Even before this, my husband and I knew two people who had Guillain-Barre, which is statistically unlikely, given that the rate of that side effect is supposed to be 1 in 1,000,000. One was an older gentleman who had it after an influenza vaccine, and another was a teenage girl who had the Gardasil vaccination. I do not know if their cases were reported to VAERS. The girl had to relearn how to walk. A few years later, the girl’s mother who was a friend of mine on Facebook committed suicide. She had been following a low carb diet. Now that I know about the importance of kidney health in osmoregulation and its possible influence on neurological hypertonicity, I would never recommend a low carbohydrate, high protein diet to anyone suffering from migraine, yet this is what was going around the natural health community as the healthy diet for many years. Not only had she been following the low carb diet, she was having lapses in consciousness due to a chiari malformation and hydrocephalus. It was really sad.


My friend had a lot of exposure to chemicals through having a new home and car. I think these, when combined with her anatomical abnormality and possibly genetics (she was really brilliant) proved deadly. It was difficult for my friend to find help. She was having seizures around the same time my husband had his. We knew some other people who had head injuries and similar symptoms. But nobody had a neurologist up here who they felt comfortable saying saved their life or anything like that.

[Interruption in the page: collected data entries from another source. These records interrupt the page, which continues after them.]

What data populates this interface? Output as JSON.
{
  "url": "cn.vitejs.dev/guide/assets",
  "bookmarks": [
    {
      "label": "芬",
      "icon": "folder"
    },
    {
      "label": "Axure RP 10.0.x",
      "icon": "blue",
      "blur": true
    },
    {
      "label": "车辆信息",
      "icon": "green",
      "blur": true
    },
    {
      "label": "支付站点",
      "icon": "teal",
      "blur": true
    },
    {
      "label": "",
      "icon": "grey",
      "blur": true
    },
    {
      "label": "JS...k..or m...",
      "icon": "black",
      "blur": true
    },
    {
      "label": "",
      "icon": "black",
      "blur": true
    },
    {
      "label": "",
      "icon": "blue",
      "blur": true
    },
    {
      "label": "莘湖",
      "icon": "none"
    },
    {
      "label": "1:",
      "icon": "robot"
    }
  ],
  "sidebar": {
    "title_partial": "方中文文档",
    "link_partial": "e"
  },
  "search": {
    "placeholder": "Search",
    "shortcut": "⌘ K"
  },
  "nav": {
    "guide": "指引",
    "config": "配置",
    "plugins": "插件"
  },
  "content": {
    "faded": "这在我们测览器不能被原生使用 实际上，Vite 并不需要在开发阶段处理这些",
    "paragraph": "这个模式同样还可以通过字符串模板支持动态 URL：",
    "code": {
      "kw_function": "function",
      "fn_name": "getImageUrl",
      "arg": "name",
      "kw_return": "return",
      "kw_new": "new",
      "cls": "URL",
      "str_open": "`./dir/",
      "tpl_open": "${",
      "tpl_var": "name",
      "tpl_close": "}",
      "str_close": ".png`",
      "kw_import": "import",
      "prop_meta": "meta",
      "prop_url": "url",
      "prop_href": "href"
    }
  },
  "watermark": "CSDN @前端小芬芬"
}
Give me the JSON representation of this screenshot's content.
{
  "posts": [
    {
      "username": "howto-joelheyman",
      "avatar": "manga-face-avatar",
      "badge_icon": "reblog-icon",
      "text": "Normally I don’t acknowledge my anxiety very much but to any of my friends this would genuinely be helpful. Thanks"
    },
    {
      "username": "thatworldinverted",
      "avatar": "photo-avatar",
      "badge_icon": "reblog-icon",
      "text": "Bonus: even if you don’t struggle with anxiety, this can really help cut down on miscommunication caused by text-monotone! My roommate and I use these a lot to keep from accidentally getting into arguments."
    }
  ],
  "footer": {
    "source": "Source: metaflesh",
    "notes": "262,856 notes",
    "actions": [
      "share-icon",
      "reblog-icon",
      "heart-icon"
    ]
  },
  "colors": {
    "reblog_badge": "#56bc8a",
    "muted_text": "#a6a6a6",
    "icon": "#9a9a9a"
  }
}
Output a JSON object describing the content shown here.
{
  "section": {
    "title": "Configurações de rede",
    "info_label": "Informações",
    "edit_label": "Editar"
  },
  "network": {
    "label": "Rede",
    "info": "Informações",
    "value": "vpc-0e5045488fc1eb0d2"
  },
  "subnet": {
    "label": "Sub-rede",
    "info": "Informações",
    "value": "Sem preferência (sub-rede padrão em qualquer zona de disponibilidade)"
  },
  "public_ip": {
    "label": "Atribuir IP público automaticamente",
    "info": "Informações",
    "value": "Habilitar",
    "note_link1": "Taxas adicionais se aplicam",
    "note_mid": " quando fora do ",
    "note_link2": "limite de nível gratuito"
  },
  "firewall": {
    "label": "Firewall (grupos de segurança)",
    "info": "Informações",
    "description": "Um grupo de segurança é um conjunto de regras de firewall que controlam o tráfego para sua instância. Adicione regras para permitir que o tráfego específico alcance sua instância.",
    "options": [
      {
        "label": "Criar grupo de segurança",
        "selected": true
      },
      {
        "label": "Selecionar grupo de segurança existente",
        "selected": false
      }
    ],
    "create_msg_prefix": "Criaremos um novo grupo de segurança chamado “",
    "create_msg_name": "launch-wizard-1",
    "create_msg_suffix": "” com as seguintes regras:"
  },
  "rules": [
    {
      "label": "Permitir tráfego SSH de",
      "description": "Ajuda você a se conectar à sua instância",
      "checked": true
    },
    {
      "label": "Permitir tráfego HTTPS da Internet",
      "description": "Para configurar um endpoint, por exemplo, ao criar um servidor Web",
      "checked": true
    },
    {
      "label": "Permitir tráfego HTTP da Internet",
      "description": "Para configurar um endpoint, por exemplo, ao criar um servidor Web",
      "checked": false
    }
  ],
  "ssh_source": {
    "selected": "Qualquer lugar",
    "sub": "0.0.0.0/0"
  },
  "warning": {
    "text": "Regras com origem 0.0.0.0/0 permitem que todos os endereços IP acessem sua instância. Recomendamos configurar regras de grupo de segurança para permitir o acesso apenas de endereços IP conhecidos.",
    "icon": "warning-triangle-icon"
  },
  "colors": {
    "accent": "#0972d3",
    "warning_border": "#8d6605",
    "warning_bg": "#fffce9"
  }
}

In our relationship, my husband and I have tried to help each other achieve whatever dream the other had which was doable. Neither of us ever wanted to enslave the other. I didn’t realize when I was younger how much having children changes that because of societal expectations. I also had no idea how stressful having to raise children in this kind of world would be. The bar is so high for kids nowadays, it’s nearly impossible for them to have the same freedoms we did at their age. When I was my kids’ age, I was starting to explore my sexuality, and it was considered a normal and healthy age to do that. I understand there is a crisis in that the younger generation does not want to have children, and I can understand why. American society has certainly made it unappealing.


It seems that to be born into this country is to become lizard food.

 

In the words of Johnny U, "There's a fine line between fishing and standing on the shore looking stupid." 


Self Portrait With No Filter: That Bitch Could Use A Jade Face Roller, Digital photography, NFS



And, for anyone who absolutely must know, I was registered as a Republican for a long time while I was voting almost entirely for Democrats (I did consider candidates individually on their own merit, regardless of their party). I did this originally because I registered as a Republican the first time I voted, and then even though I moved a few times, I guess I didn't think to change it. I identified as Republican when I was younger because my parents were (and I think they still might be, even though they also tend to vote for Democrats). When Obama ran for office, I was driven to change my party affiliation to Democrat. I think it's pretty clear from my blogging here that I was always fairly liberal, and that I was trying to write about things that were difficult for a homeschooler in what is traditionally a more conservative community. That wasn't the case with our secular homeschooling group - it was extremely liberal and was begun by collectivist hippies. At some point long before Obama ran, I realized there was an advantage in still being registered Republican because I got to see the kinds of arguments these politicians were making to their constituents. And, I didn't agree with them. That being said, I was part of the group of people who were angry at how the Democratic Party handled the presidential nomination in 2016 and participated in the DemExit.